Peep Show (2003–2015)
7/10
Often brilliant and always cringe-inducing British sitcom
20 April 2024
Warning: Spoilers
I'd like to give more than a 7/10 but once you start reading the senseless praise visited upon Peep Show by other viewers then it simply becomes impossible not to correct downwards.

Was it 9-seasons of Peep Show, or were there more? It feels like there were more. It seemed to go on forever, like an American sitcom. I even wrote 'seasons' above, when traditionally British sitcoms offer series, not seasons, fewer writers and fewer episodes. The upside is that the writing is tighter and the show doesn't outstay its welcome, unlike literally all US sitcoms which just keep slogging away until everyone on every side of the camera is exhausted. It's interesting to note that a US version of Peep Show keeps getting tried and keeps failing to materialise, in the great tradition of US remakes of British material.

Peep Show, as you no doubt know, is a sitcom about two college roommates who wind-up living together as they're pushing 30, Mark a prematurely middle-aged fusspot, Jeremy an eternal teenage with a modicum of laidback charm to offset his laziness. This set-up is not remotely original. It is the odd couple situation, and it's most obvious antecedent is the BBC/ITV comedy, Men Behaving Badly.

However, Peep Show goes way beyong Men Behaving Badly, adopting a more confrontational style with its POV subjective camera and also the deployment of interior monologue for the two main characters.
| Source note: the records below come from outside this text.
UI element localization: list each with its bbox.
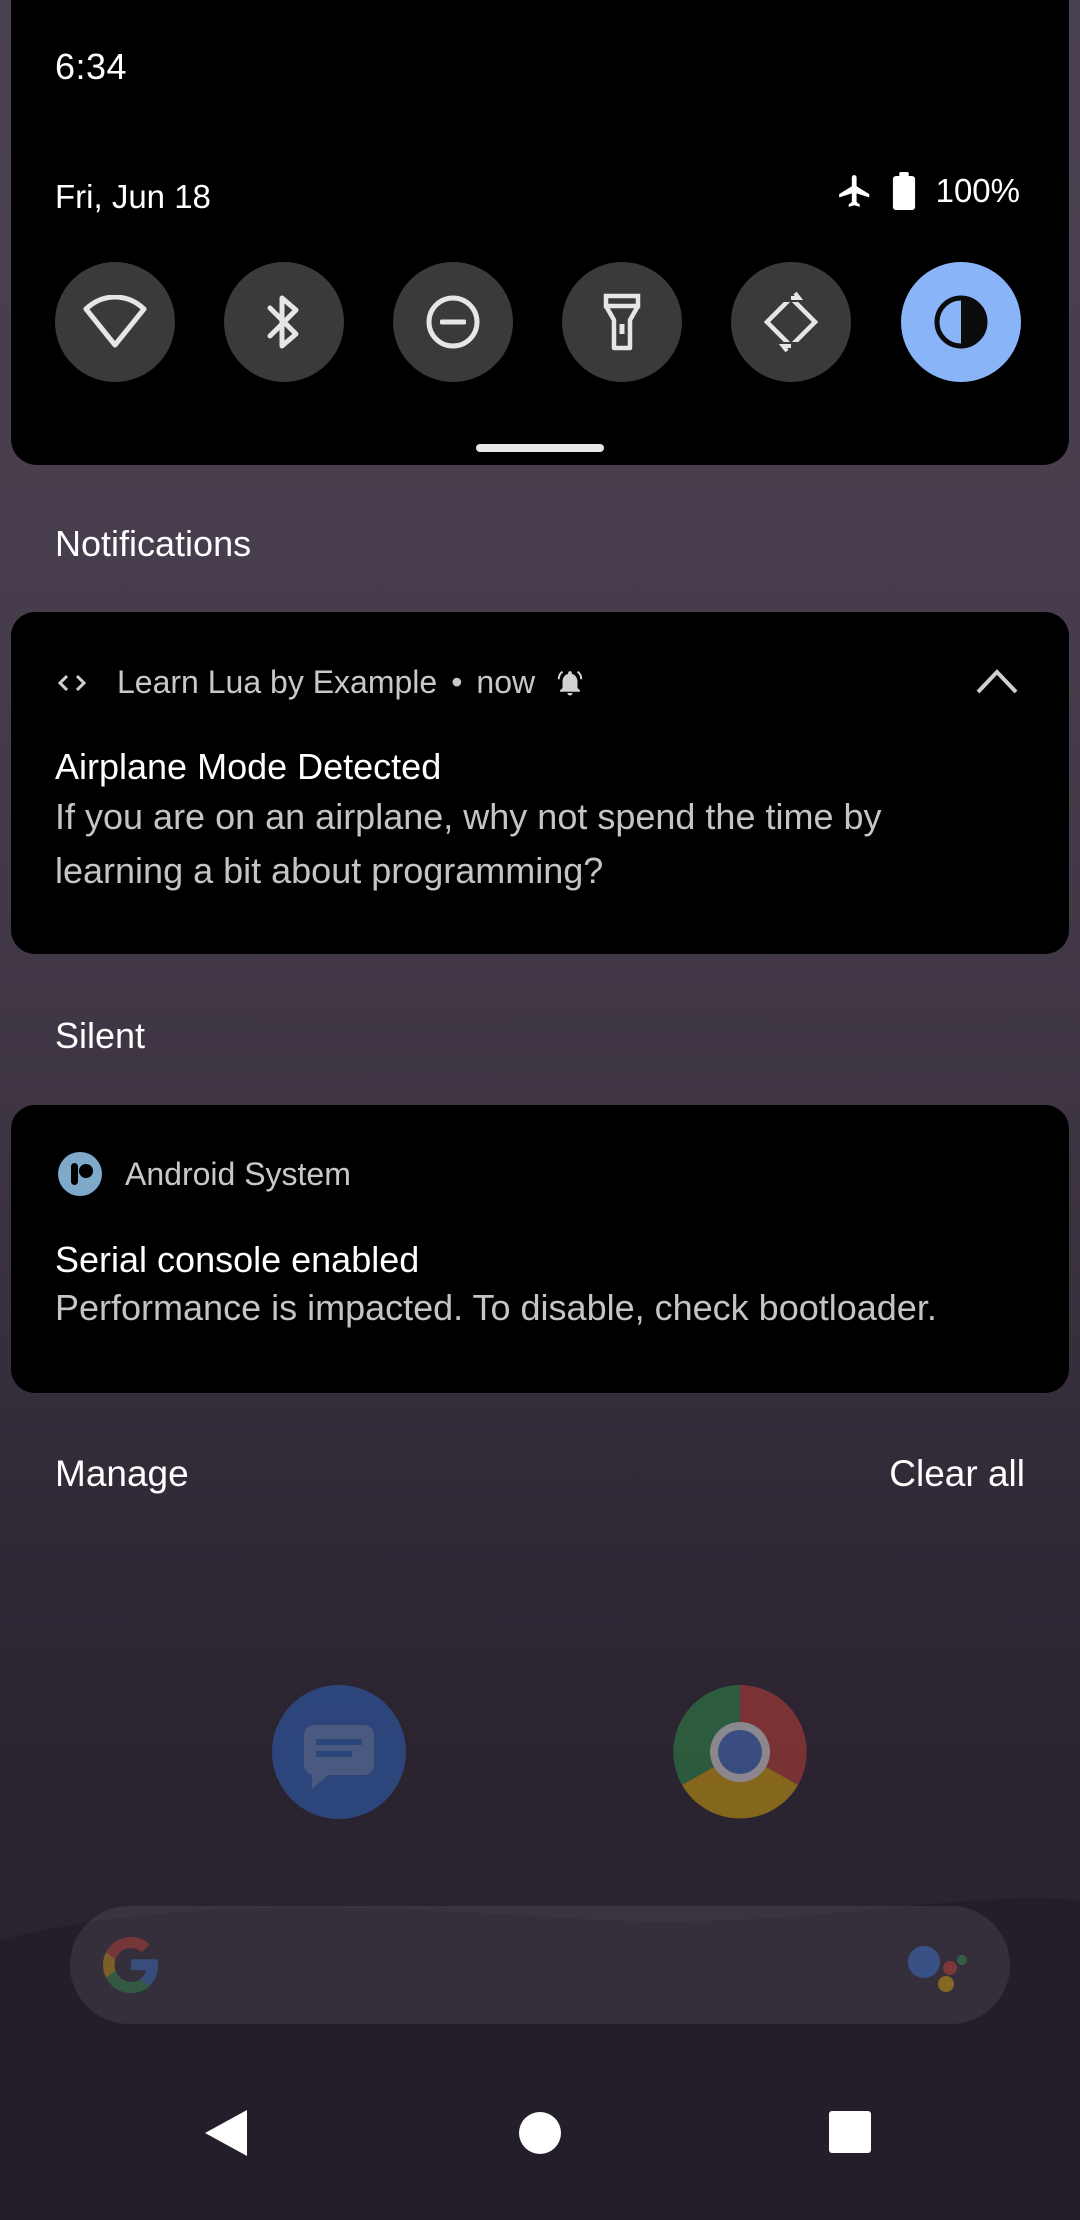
silent-notification-header: Android System xyxy=(57,1151,351,1197)
recents-icon[interactable] xyxy=(829,2111,871,2153)
tile-dark-theme[interactable] xyxy=(901,262,1021,382)
tile-auto-rotate[interactable] xyxy=(731,262,851,382)
code-icon xyxy=(57,674,87,691)
notification-title: Airplane Mode Detected xyxy=(55,746,442,787)
silent-notification-body: Performance is impacted. To disable, che… xyxy=(55,1287,937,1328)
tile-do-not-disturb[interactable] xyxy=(393,262,513,382)
airplane-mode-icon xyxy=(838,175,869,207)
rotate-icon xyxy=(763,292,819,352)
collapse-chevron-icon[interactable] xyxy=(975,666,1019,696)
google-logo-icon xyxy=(103,1937,158,1993)
home-search-bar xyxy=(70,1906,1010,2024)
notification-app-name: Learn Lua by Example xyxy=(117,664,438,700)
navigation-bar xyxy=(0,2108,1080,2198)
do-not-disturb-icon xyxy=(426,295,480,349)
silent-notification-app-name: Android System xyxy=(125,1155,351,1192)
android-system-icon xyxy=(58,1152,102,1196)
tile-flashlight[interactable] xyxy=(562,262,682,382)
manage-button[interactable]: Manage xyxy=(55,1453,189,1495)
tile-bluetooth[interactable] xyxy=(224,262,344,382)
back-icon[interactable] xyxy=(203,2108,249,2158)
tile-wifi[interactable] xyxy=(55,262,175,382)
notification-card[interactable]: Learn Lua by Example • now Airplane Mode… xyxy=(11,612,1069,954)
dark-theme-icon xyxy=(934,295,988,349)
messages-app-icon xyxy=(272,1685,406,1819)
battery-percentage: 100% xyxy=(935,172,1020,209)
quick-settings-date[interactable]: Fri, Jun 18 xyxy=(55,178,211,216)
notification-time: now xyxy=(476,664,536,700)
alerting-bell-icon xyxy=(557,670,583,695)
battery-icon xyxy=(892,172,915,210)
home-icon[interactable] xyxy=(518,2111,562,2155)
clear-all-button[interactable]: Clear all xyxy=(889,1453,1025,1495)
assistant-icon xyxy=(908,1946,967,1992)
silent-notification-card[interactable]: Android System Serial console enabled Pe… xyxy=(11,1105,1069,1393)
drag-handle[interactable] xyxy=(476,444,604,452)
notification-body: If you are on an airplane, why not spend… xyxy=(55,796,882,891)
status-icons: 100% xyxy=(836,172,1020,210)
wifi-icon xyxy=(83,295,147,348)
silent-notification-title: Serial console enabled xyxy=(55,1239,420,1280)
status-bar-time: 6:34 xyxy=(55,46,128,87)
quick-settings-panel xyxy=(11,0,1069,465)
notification-header: Learn Lua by Example • now xyxy=(57,664,585,701)
notifications-section-label: Notifications xyxy=(55,523,252,564)
quick-settings-tiles xyxy=(55,262,1021,382)
silent-section-label: Silent xyxy=(55,1015,146,1056)
flashlight-icon xyxy=(603,293,641,351)
notification-separator: • xyxy=(451,664,463,700)
bluetooth-icon xyxy=(267,295,299,349)
chrome-app-icon xyxy=(673,1685,807,1819)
Much of the humour derives from what is thought, not what is said, and the dichotomy between private wishes and external actions is beautifully exploited by the excellent writing. The leading players, Mitchell & Webb, were a comedy duo taken-up to play these roles, and they also had an amusing sketch show on BBC TV during the run. And what a long run.
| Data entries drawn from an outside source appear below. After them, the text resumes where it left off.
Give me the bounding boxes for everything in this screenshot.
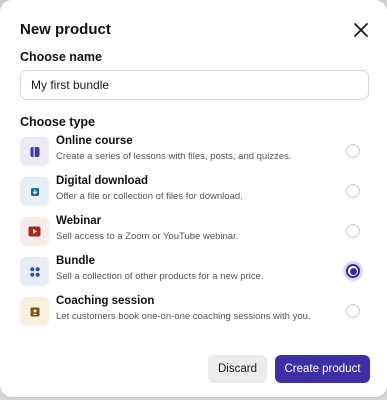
type-description: Let customers book one-on-one coaching s… xyxy=(56,311,311,322)
type-option-bundle[interactable]: Bundle Sell a collection of other produc… xyxy=(20,255,369,289)
type-title: Online course xyxy=(56,135,133,147)
radio-coaching-session[interactable] xyxy=(346,304,360,318)
radio-webinar[interactable] xyxy=(346,224,360,238)
product-name-input[interactable] xyxy=(20,70,369,100)
download-icon xyxy=(20,177,49,206)
radio-online-course[interactable] xyxy=(346,144,360,158)
radio-selected-dot xyxy=(349,267,357,275)
course-icon xyxy=(20,137,49,166)
radio-digital-download[interactable] xyxy=(346,184,360,198)
choose-type-label: Choose type xyxy=(20,115,96,129)
type-description: Create a series of lessons with files, p… xyxy=(56,151,292,162)
video-play-icon xyxy=(20,217,49,246)
discard-button[interactable]: Discard xyxy=(208,355,267,383)
grid-icon xyxy=(20,257,49,286)
type-title: Webinar xyxy=(56,215,102,227)
type-title: Coaching session xyxy=(56,295,155,307)
type-option-coaching-session[interactable]: Coaching session Let customers book one-… xyxy=(20,295,369,329)
type-title: Digital download xyxy=(56,175,148,187)
modal-title: New product xyxy=(20,21,111,38)
type-option-online-course[interactable]: Online course Create a series of lessons… xyxy=(20,135,369,169)
close-icon xyxy=(354,23,368,37)
type-option-digital-download[interactable]: Digital download Offer a file or collect… xyxy=(20,175,369,209)
new-product-modal: New product Choose name Choose type Onli… xyxy=(0,0,387,397)
type-description: Offer a file or collection of files for … xyxy=(56,191,243,202)
type-description: Sell access to a Zoom or YouTube webinar… xyxy=(56,231,239,242)
person-card-icon xyxy=(20,297,49,326)
create-product-button[interactable]: Create product xyxy=(275,355,370,383)
type-title: Bundle xyxy=(56,255,95,267)
choose-name-label: Choose name xyxy=(20,50,102,64)
type-description: Sell a collection of other products for … xyxy=(56,271,264,282)
radio-bundle[interactable] xyxy=(346,264,360,278)
close-button[interactable] xyxy=(350,19,372,41)
type-option-webinar[interactable]: Webinar Sell access to a Zoom or YouTube… xyxy=(20,215,369,249)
My estimate? Seasons 3-6 are the best of it.

The thing is, US shows that go on and on and on, they tend to offer the devoted (addicted) viewers some kind of pay-off, such as a happy or at least optimistic ending. Comedy, like any form of expression, has to be relatable, and that includes to our eternal need for hope. Peep Show, which is dark and very cringeworthy, especially in its early years, offers its two resident idiots no hope of escape. Correction, it teases them (and us, since we're invited to identify with them) with the possibility of a fresh start, redemption, and then wilfully pulls the rug out and dumps them (us) back on their bottoms. After twelve years of service, that is a little too much to bear. It feeds in to a problem with the show's comedy, which was also a trend of the time, the problem of mean-spiritedness. Peep Show is, deep down, a mean little show. It's very funny, but in a very cruel way. Peep Show was famously endorsed by the great figurehead of mean comedy, Ricky Gervais. That tells you something about it.
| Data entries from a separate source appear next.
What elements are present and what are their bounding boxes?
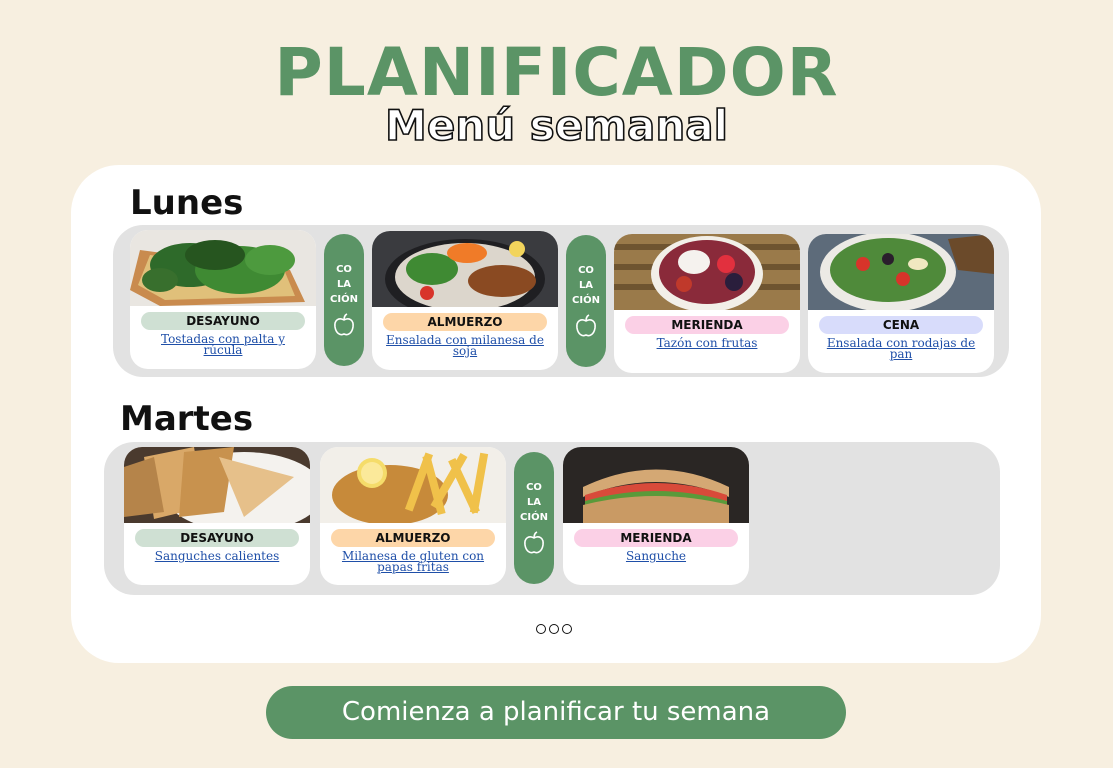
snack-label: CO LA CIÓN xyxy=(330,264,358,305)
dish-link-merienda[interactable]: Tazón con frutas xyxy=(624,337,790,349)
dish-link-cena[interactable]: Ensalada con rodajas de pan xyxy=(818,337,984,360)
meal-tag-merienda: MERIENDA xyxy=(574,529,738,547)
meal-card-cena[interactable]: CENA Ensalada con rodajas de pan xyxy=(808,234,994,373)
snack-button[interactable]: CO LA CIÓN xyxy=(514,452,554,584)
snack-label: CO LA CIÓN xyxy=(520,482,548,523)
dot xyxy=(536,624,546,634)
meal-card-almuerzo[interactable]: ALMUERZO Ensalada con milanesa de soja xyxy=(372,231,558,370)
dish-link-desayuno[interactable]: Tostadas con palta y rúcula xyxy=(140,333,306,356)
dish-link-almuerzo[interactable]: Ensalada con milanesa de soja xyxy=(382,334,548,357)
meal-card-almuerzo[interactable]: ALMUERZO Milanesa de gluten con papas fr… xyxy=(320,447,506,585)
apple-icon xyxy=(524,531,544,554)
meal-card-desayuno[interactable]: DESAYUNO Tostadas con palta y rúcula xyxy=(130,230,316,369)
meal-card-merienda[interactable]: MERIENDA Tazón con frutas xyxy=(614,234,800,373)
dish-link-almuerzo[interactable]: Milanesa de gluten con papas fritas xyxy=(330,550,496,573)
dish-link-merienda[interactable]: Sanguche xyxy=(573,550,739,562)
page-subtitle: Menú semanal xyxy=(384,100,729,151)
dot xyxy=(562,624,572,634)
meal-tag-almuerzo: ALMUERZO xyxy=(331,529,495,547)
menu-card: Lunes DESAYUNO Tostadas con palta y rúcu… xyxy=(71,165,1041,663)
meal-tag-desayuno: DESAYUNO xyxy=(135,529,299,547)
meal-tag-desayuno: DESAYUNO xyxy=(141,312,305,330)
snack-button[interactable]: CO LA CIÓN xyxy=(566,235,606,367)
start-planning-button[interactable]: Comienza a planificar tu semana xyxy=(266,686,846,739)
day-title-martes: Martes xyxy=(120,399,254,439)
food-photo-salad-bread xyxy=(808,234,994,310)
food-photo-toast xyxy=(130,230,316,306)
dish-link-desayuno[interactable]: Sanguches calientes xyxy=(134,550,300,562)
food-photo-milanesa-fries xyxy=(320,447,506,523)
apple-icon xyxy=(334,313,354,336)
snack-label: CO LA CIÓN xyxy=(572,265,600,306)
day-title-lunes: Lunes xyxy=(130,183,244,223)
day-band-lunes: DESAYUNO Tostadas con palta y rúcula CO L… xyxy=(113,225,1009,377)
snack-button[interactable]: CO LA CIÓN xyxy=(324,234,364,366)
meal-tag-almuerzo: ALMUERZO xyxy=(383,313,547,331)
dot xyxy=(549,624,559,634)
meal-card-desayuno[interactable]: DESAYUNO Sanguches calientes xyxy=(124,447,310,585)
meal-card-merienda[interactable]: MERIENDA Sanguche xyxy=(563,447,749,585)
food-photo-fruit-bowl xyxy=(614,234,800,310)
more-dots-indicator[interactable] xyxy=(536,624,575,634)
food-photo-sandwich xyxy=(563,447,749,523)
meal-tag-cena: CENA xyxy=(819,316,983,334)
apple-icon xyxy=(576,314,596,337)
meal-tag-merienda: MERIENDA xyxy=(625,316,789,334)
day-band-martes: DESAYUNO Sanguches calientes ALMUERZO Mi… xyxy=(104,442,1000,595)
food-photo-toasted-sandwiches xyxy=(124,447,310,523)
food-photo-salad-milanesa xyxy=(372,231,558,307)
You could say that, in a way, it's fundamentally unlovable, insofar as the characters, relatable as they often are, remain too determinedly foolish and self destructive to be lovable. And maybe the interior monologue is key to why they are so unlovable, because we cannot hear the private thoughts of others and honestly we shouldn't because we'd go mad. Just look what social media (all that unnecessary, self-absorbed venting) has done to the younger 'gens'. Widespread mental illness, even psychosis.

Peep Show is something from which you can learn, but seeing as the characters do not learn, in the end, you must part company with them. If you don't you'll get sick.